The third movement Scherzo was a Presto in C minor that sounded like a dame macabre, a hideous joke. (“The main theme is like the one Mozart used in the ‘Dies Irae’ section of his Requiem.) Each return of the prayer-like melody (“More Mozart—from the Masonic Funeral Music”) in the A-flat major Trio sections was, just as a glimmer of hope seemed to appear, abruptly trampled by the reappearance of the dark theme of the main section.

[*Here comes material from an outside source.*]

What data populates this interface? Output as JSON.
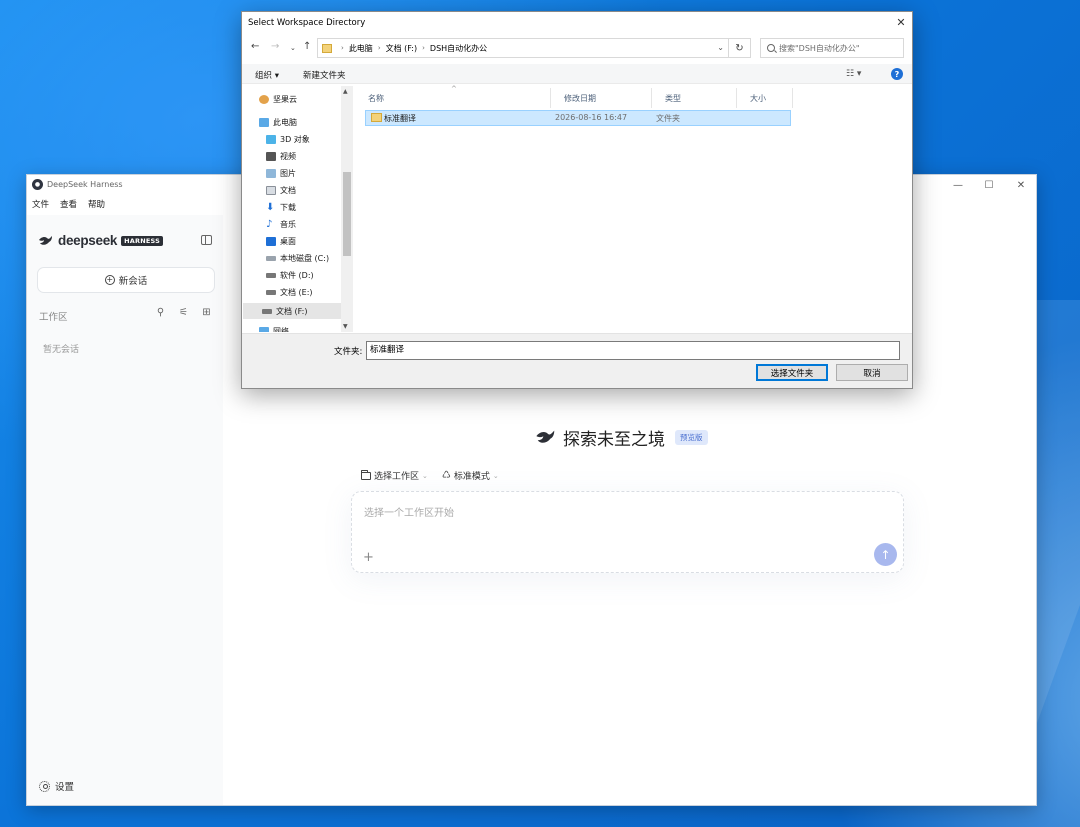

And then—the fourth and last movement, initially marked Moderate. It opened with the reappearance of the original gentle C major theme from the beginning of the symphony, played this time in A minor. The higher strings and woodwinds played it softly, tentatively. Just as it swelled into a tragic sigh a harsh new theme played fortissimo by the trombones and lower strings tried to overwhelm it. ( “That new theme,” Robbins whispered, “is a verbatim quote of music Beethoven’s old teacher, Haydn, wrote to honor the emperor of his native Austria.”) Despite this onslaught by the second subject, the primary theme returned again and again, each time more forcefully, until it and the Emperor’s Hymn seemed locked in a titanic struggle full of clashing dissonances. Then, after a sudden and dazzling modulation to its original key of C major, with trumpets blaring and timpani thundering the primary theme overwhelmed the “imperial” one, shattering it into scattered notes and crushing it out of existence. Its true power and strength finally revealed, the full orchestra took up the melody in a coda of orgiastic celebration and joy that made the ending of Beethoven’s preceding symphony seem tame and restrained by comparison. Finally, amid martial fanfares of barbaric intensity by the brass and percussion, the strings and woodwinds played the victorious C major theme in a massive contrapuntal tour de force that brought the symphony to a triumphant close.